The model refinement protocol of the Kiharalab group in CASP12. A, the flow chart of our refinement protocol. Before performing MD simulations, the energy of the staring model was minimized, then subjected to the next heating and equilibration step. The equilibrated structure was used as the starting model for the two types of production MD runs (short MD and long MD simulations). In the filtering step, subset of models extracted from the MD trajectories were selected by the filtering criteria. The coordinates of selected models were averaged and then relaxed. B, Definition of the parameters used in the filtering step. The x-axis is the Z-score of GDT-HA of a model from the initial structure and the y-axis is the Z-score of the DFIRE scoring function. The distribution shown is from extracted models from short MD trajectories of TR520. Red points represent selected models by the filtering with r=2.0, θ =310 and γ =35.

Setting of MD simulation

MD runs were performed by CHARMM MD program version 38b2 with CHARM22/CMAP force field. We used a 2 femto seconds (fs) time step for all of simulations. The non-bond interactions were listed using a 14 Å cutoff. Electrostatic interactions were calculated with a shifting function applied to the potential energy at 12 Å. Van der Waals interactions were calculated with a switching function applied to the potential energy between 10 and 12 Å. The solvent effect was computed by the FACTS implicit solvent model²⁶ with its default parameters.

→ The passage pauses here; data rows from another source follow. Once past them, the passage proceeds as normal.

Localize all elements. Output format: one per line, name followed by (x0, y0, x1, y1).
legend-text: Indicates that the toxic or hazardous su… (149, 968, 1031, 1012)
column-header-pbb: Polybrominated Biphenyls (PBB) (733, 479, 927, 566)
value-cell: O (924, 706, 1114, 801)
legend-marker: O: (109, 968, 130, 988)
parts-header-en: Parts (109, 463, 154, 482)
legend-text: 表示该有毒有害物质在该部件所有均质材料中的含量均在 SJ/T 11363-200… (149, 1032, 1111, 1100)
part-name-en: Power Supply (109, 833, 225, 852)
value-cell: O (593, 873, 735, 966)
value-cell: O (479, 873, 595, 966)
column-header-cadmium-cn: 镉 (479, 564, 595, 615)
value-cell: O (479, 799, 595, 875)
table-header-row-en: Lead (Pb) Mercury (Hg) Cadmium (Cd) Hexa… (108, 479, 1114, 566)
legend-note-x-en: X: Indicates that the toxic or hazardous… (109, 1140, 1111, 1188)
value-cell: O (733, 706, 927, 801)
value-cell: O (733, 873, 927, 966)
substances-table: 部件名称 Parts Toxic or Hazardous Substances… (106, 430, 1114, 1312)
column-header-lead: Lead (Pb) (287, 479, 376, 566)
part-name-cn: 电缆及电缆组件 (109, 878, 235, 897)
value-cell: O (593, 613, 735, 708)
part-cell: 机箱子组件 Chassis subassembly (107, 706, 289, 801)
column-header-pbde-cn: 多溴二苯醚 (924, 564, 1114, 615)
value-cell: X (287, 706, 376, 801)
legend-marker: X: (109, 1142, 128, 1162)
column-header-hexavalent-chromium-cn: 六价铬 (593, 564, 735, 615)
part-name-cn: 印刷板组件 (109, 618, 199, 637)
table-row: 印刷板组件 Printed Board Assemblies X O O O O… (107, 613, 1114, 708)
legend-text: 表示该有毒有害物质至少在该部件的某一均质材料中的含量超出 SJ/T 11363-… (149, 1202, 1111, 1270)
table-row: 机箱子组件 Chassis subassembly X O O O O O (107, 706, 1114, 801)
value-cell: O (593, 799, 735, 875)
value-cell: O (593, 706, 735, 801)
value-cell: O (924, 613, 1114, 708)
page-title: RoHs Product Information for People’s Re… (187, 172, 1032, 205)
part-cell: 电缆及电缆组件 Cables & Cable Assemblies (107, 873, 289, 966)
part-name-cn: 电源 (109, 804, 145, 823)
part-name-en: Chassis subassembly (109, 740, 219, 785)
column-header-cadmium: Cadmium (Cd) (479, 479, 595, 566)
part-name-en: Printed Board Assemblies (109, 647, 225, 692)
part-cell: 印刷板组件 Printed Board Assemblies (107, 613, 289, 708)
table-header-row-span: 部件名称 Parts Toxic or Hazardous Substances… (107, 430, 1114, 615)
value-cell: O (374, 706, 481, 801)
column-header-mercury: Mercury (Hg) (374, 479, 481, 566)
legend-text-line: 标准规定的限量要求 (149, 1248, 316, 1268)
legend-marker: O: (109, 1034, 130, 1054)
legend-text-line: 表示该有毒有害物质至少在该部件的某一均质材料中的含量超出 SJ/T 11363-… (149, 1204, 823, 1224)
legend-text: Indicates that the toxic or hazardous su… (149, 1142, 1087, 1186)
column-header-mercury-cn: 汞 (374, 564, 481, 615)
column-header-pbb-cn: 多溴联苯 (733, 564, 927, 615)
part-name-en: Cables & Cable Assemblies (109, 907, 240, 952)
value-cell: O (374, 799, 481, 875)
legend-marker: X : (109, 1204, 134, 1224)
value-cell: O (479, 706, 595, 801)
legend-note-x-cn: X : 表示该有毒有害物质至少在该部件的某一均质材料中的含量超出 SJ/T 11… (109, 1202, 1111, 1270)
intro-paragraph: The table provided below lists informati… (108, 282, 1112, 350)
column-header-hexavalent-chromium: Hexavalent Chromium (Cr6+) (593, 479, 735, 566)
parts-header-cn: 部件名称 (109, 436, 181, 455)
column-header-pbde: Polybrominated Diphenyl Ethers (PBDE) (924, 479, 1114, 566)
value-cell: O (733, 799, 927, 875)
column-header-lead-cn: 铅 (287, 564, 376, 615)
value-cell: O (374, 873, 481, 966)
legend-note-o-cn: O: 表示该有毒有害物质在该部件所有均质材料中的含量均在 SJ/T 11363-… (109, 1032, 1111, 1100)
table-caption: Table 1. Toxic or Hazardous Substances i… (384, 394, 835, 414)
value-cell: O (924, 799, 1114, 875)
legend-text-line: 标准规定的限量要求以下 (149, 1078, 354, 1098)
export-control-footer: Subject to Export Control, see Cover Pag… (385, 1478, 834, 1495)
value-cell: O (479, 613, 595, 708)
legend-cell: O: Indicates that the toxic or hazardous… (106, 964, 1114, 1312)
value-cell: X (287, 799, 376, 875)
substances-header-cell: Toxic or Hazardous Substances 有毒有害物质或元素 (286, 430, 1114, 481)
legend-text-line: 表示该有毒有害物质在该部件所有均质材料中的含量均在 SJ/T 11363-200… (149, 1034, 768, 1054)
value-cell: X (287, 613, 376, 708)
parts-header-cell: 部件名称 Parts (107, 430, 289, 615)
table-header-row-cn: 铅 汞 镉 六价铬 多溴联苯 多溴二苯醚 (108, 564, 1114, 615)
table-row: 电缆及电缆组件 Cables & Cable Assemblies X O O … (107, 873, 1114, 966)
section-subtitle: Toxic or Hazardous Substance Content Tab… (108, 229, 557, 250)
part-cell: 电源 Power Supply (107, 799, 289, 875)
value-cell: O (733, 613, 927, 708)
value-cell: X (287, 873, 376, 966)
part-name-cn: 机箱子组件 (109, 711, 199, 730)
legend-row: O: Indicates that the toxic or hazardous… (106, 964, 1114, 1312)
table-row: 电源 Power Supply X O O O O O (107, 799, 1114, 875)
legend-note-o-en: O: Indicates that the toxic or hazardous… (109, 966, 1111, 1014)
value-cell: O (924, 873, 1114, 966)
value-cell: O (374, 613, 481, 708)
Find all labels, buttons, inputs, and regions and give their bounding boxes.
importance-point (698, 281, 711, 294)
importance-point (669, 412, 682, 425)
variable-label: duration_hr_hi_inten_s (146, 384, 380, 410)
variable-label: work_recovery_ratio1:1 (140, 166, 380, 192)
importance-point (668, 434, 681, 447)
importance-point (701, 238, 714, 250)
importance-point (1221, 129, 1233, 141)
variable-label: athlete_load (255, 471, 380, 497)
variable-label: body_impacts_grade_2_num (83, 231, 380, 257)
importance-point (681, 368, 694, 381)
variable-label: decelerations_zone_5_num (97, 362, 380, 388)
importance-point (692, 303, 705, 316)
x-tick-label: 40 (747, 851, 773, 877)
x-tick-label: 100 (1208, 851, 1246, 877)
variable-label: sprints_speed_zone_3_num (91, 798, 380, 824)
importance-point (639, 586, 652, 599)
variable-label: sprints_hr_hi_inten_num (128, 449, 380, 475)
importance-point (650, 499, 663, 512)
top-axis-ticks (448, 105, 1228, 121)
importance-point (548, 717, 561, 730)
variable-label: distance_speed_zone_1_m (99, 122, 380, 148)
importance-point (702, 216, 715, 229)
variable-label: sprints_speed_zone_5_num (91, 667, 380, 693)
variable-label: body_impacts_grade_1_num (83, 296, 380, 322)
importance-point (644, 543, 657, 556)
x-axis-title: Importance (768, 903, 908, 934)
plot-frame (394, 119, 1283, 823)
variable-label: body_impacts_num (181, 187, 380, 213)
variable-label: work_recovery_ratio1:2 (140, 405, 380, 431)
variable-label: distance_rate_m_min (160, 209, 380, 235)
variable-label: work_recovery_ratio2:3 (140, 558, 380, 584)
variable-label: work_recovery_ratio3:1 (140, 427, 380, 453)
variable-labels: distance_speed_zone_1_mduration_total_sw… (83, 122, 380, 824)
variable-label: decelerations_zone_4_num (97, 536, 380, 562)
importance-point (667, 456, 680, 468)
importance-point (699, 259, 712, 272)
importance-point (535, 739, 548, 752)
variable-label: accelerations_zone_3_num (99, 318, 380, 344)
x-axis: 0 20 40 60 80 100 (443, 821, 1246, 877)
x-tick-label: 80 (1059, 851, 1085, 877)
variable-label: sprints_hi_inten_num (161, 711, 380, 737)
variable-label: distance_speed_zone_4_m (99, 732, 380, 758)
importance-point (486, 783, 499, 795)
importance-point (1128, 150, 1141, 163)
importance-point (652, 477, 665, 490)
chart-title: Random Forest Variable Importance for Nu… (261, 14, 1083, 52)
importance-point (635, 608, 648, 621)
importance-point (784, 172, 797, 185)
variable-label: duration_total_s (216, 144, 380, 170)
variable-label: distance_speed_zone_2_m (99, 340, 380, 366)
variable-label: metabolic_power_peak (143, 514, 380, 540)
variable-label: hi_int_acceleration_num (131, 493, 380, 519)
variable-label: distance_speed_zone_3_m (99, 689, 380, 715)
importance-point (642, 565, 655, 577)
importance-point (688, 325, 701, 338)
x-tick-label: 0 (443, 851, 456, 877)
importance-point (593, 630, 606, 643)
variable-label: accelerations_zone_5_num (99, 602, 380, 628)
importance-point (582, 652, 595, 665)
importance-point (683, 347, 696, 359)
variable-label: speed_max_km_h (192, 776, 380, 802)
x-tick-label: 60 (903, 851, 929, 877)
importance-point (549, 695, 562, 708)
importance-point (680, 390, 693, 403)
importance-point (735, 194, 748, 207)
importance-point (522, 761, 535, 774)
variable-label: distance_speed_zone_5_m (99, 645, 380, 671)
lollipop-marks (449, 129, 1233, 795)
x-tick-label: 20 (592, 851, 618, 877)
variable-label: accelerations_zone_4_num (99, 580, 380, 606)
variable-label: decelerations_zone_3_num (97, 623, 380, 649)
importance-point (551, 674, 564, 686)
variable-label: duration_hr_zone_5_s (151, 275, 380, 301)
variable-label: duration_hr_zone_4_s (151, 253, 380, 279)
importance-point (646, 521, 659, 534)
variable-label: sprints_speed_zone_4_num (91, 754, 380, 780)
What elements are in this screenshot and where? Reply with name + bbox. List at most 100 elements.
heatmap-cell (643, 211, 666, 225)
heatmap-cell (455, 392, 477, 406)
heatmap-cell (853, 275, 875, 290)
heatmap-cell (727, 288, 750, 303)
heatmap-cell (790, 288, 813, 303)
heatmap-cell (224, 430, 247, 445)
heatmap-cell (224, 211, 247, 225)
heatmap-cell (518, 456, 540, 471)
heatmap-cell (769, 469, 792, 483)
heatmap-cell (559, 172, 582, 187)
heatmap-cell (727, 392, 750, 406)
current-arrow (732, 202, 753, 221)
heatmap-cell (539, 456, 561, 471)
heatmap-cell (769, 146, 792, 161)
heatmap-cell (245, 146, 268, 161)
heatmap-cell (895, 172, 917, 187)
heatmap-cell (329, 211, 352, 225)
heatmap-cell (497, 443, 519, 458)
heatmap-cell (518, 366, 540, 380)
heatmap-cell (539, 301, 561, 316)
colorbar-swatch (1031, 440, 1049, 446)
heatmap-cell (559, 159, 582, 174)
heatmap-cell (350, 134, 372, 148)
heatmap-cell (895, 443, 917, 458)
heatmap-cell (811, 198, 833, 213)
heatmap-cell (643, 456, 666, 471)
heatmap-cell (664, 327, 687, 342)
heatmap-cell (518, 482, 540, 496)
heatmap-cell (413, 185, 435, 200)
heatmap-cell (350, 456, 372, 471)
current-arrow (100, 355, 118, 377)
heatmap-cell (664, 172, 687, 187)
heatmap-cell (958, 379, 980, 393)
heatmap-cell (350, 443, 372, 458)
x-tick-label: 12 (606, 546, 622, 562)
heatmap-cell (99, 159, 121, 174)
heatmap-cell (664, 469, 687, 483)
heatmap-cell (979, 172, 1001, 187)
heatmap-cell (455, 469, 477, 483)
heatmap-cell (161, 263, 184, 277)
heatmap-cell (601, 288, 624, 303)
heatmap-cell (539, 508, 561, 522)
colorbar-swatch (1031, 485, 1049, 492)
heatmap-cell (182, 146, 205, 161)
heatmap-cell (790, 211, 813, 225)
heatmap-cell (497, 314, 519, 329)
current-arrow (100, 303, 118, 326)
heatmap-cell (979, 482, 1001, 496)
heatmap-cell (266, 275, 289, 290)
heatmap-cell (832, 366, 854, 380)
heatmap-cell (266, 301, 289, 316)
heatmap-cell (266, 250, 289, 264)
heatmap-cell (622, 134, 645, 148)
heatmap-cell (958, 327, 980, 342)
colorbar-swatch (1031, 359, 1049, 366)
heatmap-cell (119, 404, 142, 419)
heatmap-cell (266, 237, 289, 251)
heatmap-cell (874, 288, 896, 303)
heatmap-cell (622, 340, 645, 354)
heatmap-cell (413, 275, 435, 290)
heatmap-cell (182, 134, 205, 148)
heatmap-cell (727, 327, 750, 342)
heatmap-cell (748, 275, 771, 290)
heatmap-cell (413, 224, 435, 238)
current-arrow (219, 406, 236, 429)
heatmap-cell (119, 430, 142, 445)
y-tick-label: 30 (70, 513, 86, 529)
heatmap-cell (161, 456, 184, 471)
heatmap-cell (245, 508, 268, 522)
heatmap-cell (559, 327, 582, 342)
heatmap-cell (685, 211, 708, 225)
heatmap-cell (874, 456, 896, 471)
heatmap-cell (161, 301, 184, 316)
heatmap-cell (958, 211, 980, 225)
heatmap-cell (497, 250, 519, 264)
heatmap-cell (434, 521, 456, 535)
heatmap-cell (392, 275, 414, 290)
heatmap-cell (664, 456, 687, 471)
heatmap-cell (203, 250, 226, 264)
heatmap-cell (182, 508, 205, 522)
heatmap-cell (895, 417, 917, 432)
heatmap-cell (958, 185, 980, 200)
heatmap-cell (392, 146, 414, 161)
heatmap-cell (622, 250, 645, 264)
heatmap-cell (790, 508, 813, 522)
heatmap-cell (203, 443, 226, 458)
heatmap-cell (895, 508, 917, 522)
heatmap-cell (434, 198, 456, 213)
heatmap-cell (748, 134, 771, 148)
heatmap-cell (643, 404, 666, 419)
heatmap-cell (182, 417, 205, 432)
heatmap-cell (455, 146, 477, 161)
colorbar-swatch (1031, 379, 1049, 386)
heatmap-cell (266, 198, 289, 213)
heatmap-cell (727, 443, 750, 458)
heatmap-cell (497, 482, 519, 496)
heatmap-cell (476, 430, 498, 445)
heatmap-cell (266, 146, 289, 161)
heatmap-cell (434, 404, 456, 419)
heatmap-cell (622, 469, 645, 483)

In CASP11, we used SCPISM²⁷ for implicit solvent but changed it to FACTS following a comparison study of implicit solvents by Hua et al.²⁸ Before running MD simulations, hydrogen atoms were added to the starting model by the CHARMM HBUIld command. To fix the length of bonds involving hydrogen atoms, the CHARMM SHAKE command was used. Energy minimization was performed in total of 12,100 steps of the Adopted Basis Newton-Raphson (ABNR) method. In the first 100 steps of the minimization, the position of all non-hydrogen atoms was fixed, and then we applied harmonic constants that were subsequently decreased from 20.0, 10.0, 5.0, 2.0, 1.0 to 0.5 kcal/mol/Å² for every 2000 steps (4 ps). The minimized protein model was subjected to the next heating and equilibration step. The temperature of the system was gradually increased from 50K to 298K in 200,000 steps (400 ps) with harmonic restraints of 0.05 kcal/mol/Å² on Cα atom positions. Then, the equilibrated structure was used as the starting model for production MD runs. All trajectories were calculated with the leapfrog verlet algorithm at 298 K. Model structures are saved every 500 steps (1ps) in each trajectory. In the short and the long MDs, a total of 72,000 (1200*60) and 400,000 (20,000*20) models were extracted from trajectories, respectively.

Model filtering

Following the FEIG method^20,21, extracted models from MD trajectories were cross-evaluated by a statistical knowledge-based potential (we used DFIRE²⁹). We have also calculated the GDT-HA between the starting model and the extracted models after MD (denoted as iGDT_HA). These two parameters for the filtering are illustrated in Figure 1B. The DFIRE score and iGDT_HA of each selected model were normalized by computing Z-score, using a distribution of structures from each MD trajectory as follows:

Z_iGDT_H A_{m} = \frac{iGDT_H A_{m} - \bar{ι GDT_H A}}{σ_{iGDT_H A}}

(Eq. 1)

Z_{DFIRE}_{m} = \frac{{DFIRE}_{m} - \bar{DFIRE}}{σ_{DFIRE}}

(Eq. 2)

where $\bar{ι GDT_H A}$ and $\bar{DFIRE}$ are average values, and σ_{iGDT_HA} and σ_DFIRE are standard deviations of iGDT_HA and DFIRE. For DFIRE, structures with negative Z-scores are those which are more geometrically favorable than the average (Z-score = 0). For iGDT-HA, structures with a positive value are those which are more similar to the initial structure than the average.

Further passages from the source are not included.